Chapter 2
Chapter 2: When I Was Young
After my mother passed away, I don’t know if I should call it luck, but someone took pity on me.
The brothel manager took me into his home, saving me from either starving to death on the streets or ending up in an orphanage.
For a while, at least.
Looking back now, I wonder if going to an orphanage wouldn’t have been better.
Anyway, during my time at his house, I was fed, taught to read, and learned about this strange world I didn’t understand.
How to handle thugs up to a certain point.
What kind of lives normal people outside the slums lived.
How he ended up in this stinking slum, dealing with scum who came to buy the services of prostitutes.
How revolting and wretched this neighborhood really was.
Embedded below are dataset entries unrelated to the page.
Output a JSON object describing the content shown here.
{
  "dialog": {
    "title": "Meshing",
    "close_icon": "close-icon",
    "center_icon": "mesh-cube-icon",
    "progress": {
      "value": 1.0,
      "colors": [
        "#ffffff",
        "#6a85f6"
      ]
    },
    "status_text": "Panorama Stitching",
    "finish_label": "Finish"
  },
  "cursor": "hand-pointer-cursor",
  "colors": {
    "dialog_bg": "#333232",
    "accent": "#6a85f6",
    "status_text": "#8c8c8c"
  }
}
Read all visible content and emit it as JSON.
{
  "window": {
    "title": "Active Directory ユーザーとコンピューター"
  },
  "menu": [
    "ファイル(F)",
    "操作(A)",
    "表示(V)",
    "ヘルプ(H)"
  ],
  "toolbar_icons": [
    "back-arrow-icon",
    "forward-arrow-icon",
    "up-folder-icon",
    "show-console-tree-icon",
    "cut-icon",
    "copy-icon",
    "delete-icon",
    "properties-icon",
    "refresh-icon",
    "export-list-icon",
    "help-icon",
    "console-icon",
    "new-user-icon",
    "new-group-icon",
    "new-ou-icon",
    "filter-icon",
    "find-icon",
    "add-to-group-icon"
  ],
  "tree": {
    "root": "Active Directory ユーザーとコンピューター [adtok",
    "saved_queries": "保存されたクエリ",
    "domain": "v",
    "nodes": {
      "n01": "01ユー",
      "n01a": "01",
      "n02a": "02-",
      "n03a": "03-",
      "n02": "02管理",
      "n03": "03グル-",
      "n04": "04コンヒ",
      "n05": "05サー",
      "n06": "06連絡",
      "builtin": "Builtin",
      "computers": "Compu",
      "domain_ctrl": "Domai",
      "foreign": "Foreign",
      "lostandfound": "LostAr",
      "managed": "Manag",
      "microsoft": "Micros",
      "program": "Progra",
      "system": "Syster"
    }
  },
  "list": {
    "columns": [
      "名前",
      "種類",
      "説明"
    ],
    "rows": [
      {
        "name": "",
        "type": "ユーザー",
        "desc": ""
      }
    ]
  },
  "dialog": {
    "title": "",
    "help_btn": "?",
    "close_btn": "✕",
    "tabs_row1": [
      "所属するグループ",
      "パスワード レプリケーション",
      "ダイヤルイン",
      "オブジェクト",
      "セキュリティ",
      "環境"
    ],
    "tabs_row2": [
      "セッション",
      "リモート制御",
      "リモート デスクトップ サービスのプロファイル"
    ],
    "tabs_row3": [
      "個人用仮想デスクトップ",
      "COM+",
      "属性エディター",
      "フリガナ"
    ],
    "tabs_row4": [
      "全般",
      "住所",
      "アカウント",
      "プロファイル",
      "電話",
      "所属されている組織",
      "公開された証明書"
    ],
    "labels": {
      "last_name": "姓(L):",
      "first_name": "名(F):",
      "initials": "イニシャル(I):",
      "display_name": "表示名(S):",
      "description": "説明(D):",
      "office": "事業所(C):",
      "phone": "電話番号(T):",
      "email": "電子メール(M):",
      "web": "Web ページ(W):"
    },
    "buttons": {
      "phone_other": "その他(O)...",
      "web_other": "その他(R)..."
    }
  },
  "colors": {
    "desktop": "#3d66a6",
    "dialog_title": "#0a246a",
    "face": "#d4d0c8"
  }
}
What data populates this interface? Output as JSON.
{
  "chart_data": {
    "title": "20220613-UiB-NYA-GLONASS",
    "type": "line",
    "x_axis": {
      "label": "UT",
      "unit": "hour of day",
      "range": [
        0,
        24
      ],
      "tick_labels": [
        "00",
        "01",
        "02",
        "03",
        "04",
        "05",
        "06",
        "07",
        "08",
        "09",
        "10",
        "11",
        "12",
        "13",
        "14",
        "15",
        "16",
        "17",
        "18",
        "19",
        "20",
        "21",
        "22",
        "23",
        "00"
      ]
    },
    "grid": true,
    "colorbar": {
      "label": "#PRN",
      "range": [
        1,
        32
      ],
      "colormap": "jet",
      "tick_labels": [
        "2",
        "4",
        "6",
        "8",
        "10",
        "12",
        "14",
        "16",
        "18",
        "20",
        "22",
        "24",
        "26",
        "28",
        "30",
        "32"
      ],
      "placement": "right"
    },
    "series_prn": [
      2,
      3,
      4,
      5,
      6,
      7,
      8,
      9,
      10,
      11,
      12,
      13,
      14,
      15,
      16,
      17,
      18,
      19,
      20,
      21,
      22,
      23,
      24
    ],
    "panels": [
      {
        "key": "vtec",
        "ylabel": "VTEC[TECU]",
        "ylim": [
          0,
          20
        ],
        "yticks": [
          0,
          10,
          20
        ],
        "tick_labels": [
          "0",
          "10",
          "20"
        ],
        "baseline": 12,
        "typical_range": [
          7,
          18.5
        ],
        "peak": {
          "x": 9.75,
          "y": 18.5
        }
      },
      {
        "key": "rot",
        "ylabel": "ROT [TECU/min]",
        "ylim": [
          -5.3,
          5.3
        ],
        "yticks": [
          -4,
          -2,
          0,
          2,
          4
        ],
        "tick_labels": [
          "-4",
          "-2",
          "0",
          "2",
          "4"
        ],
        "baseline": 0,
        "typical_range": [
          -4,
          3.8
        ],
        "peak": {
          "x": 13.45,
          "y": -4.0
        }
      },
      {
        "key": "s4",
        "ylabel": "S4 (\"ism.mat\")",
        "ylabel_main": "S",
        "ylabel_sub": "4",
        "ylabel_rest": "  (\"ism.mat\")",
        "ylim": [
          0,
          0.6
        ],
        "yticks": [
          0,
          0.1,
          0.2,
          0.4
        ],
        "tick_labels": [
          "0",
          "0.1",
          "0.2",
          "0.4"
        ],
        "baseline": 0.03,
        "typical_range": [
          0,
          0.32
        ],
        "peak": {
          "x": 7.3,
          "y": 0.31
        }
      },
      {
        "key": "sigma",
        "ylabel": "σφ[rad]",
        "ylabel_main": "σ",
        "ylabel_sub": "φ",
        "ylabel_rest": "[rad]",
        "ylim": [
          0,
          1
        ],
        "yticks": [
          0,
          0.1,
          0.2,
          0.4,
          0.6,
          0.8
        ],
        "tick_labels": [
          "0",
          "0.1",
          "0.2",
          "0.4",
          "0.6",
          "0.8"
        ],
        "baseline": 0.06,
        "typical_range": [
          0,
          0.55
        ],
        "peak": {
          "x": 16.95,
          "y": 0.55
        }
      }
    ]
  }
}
Having spent my early years in my mother’s embrace within the brothel, I guess I’d only seen the brighter side of life in the slums.
Now, even a glance out the window revealed things I never noticed before.
A thug and a prostitute having intercourse on the street.
A skinny young man licking the floor to recover the drugs he’d dropped by mistake.
A woman slapping her child so hard they fainted, then tossing them aside.
A thug beating a prostitute like a dog because he thought her price was too high.
A mugger stabbing a passerby out of frustration when their wallet turned out to be empty.
This trash heap, where all of life’s failures gathered, was far filthier than I’d imagined.
If the manager hadn’t taken me in, I’d have grown up in the brothel, starting a life of spreading my legs far too young.
If I’d been lucky enough to end up in an orphanage, it might’ve been a few years later, but the result would’ve been the same.
There was no doubt I’d have suffered, regardless.
Most of the children here were living such lives.
Looking back, the children at the brothel always stared at me with a mixture of envy and resentment, even when they were bullying me.
The reason I didn’t suffer the same fate was simple.
Upsetting my mother would’ve dampened the mood of the high-profile clients frequenting the brothel, so they figured it was best to leave me alone.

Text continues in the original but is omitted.